Even institutions like the Forêt de l’Art Contemporain in the Landes — which normally display monumental sculptures in the forest — agreed when I proposed regenerating four kilometres of river instead. When you push in the direction you believe in, there is often a surprising attraction.
The FRAC Poitou-Charentes is another example. I told them: “You have mega-basins and the most polluted rivers in France — let me work with you.” They said yes. Compared with the rigidity of environmental administrations, the art world still allows the lines to move.
Patrick Degeorges
What we are really describing is a different philosophy of action: not knowing in advance what the result will be, trusting living processes, learning as we go. This is radically opposed to the technocratic model, which assumes it already knows the solution.

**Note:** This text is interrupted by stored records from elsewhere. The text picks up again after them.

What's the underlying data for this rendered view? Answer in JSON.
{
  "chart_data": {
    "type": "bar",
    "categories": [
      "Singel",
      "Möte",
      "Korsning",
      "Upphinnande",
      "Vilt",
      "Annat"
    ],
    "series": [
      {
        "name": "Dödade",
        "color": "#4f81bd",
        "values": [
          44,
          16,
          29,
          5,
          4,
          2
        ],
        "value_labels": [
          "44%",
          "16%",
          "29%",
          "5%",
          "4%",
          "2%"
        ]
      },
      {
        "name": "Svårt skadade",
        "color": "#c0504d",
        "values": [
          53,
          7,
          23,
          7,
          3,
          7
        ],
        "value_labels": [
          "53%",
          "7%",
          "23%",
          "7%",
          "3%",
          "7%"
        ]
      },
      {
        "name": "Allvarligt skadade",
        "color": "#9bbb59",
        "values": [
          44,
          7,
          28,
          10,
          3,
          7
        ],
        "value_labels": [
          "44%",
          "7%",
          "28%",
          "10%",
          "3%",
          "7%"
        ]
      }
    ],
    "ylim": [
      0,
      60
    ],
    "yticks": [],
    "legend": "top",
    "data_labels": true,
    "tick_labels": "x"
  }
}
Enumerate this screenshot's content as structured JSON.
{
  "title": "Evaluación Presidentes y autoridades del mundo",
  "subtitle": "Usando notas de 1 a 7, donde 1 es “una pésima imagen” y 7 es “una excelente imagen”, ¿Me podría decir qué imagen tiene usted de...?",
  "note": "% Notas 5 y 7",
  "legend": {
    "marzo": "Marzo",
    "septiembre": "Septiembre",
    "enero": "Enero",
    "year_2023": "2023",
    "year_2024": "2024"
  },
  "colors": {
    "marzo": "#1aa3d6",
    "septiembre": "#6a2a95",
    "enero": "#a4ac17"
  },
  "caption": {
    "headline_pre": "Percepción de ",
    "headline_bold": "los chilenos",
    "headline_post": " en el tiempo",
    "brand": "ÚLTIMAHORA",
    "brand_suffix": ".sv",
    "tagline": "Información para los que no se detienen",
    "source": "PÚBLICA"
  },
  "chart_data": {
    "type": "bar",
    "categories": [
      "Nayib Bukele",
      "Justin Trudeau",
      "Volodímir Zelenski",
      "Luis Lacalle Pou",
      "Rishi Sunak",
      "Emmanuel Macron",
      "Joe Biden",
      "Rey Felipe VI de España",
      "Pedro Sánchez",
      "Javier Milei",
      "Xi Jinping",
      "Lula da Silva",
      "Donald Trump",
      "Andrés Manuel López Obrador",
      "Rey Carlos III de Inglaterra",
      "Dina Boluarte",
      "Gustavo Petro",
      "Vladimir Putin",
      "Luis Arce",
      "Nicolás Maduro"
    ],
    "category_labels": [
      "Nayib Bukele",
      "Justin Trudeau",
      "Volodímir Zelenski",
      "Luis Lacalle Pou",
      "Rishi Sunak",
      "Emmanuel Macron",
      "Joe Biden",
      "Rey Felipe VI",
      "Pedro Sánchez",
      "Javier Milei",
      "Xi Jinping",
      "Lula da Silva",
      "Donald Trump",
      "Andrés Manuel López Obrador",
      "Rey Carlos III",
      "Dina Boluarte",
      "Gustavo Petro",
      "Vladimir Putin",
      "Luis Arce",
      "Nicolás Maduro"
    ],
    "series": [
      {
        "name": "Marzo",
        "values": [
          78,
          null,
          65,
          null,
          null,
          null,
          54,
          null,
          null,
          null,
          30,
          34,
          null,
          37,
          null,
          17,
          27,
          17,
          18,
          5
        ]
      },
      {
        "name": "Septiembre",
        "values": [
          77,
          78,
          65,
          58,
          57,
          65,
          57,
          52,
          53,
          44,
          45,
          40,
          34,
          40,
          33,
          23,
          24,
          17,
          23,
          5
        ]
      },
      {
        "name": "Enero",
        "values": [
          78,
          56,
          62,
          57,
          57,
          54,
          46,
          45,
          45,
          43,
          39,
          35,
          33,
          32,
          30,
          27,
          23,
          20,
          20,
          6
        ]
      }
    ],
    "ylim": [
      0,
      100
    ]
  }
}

This implies reinventing the idea of a commission: one that accepts uncertainty, includes non-experts, and works through care rather than control. Is that something you have managed to do beyond the cultural field?
Suzanne Husky
There is still a lot of constraint. Before we can place a single piece of wood in a river, there are nine months of paperwork, meetings, and permits. That cannot be avoided. The freedom is not in the administration, but in the thinking and in the mediation.
Patrick Degeorges
We are also thinking about new kinds of multi-sector commissions — projects that would include culture, agriculture, biodiversity, and social issues together, over decades rather than years. What would you suggest?
Suzanne Husky
For me, geography is fundamental. I work in the Charente and the Landes because they are my territories. My family is from there. These rivers matter to me. I will work there for the rest of my life.
Clément, one of the co-president, is the same. We invest where we live, because that is where the damage is and where we are accountable. Territorial attachment is the engine of long-term commitment.
Patrick Degeorges
So the commission does not come from the DRAC, but from your forest, your rivers, your neighbours.
Suzanne Husky
When you live somewhere, you know the diplomacy required. You cannot just arrive with a funded project and ignore the hunters, the farmers, the conflicts.
We work with river managers who are committed.
Patrick Degeorges
Public engagement, then, is not about reaching people, but about helping them take hold of what already concerns them — their water, their land, their living conditions.
Suzanne Husky
Exactly.
Patrick Degeorges
This connects to a much broader political shift: the generalisation of states of exception, where decisions about “public interest” are increasingly concentrated in the hands of prefects. This short-circuits local alliances and democratic capacities.
What you are doing is not just art; it is a reconfiguration of how society responds to questions of habitability. These issues are now everywhere, at our doorsteps.
One last question: do the people you train learn to perceive what the beaver does to the river in a sensitive way?
Suzanne Husky
Sometimes. Some folks get it and it changes their lives, some folks don’t.
Patrick Degeorges
But they can then transmit that experience?
Suzanne Husky
Yes. There are levels of difficulty in process based restoration. That is why we are all still learning.
Patrick Degeorges
Thank you, truly, for everything you have shared.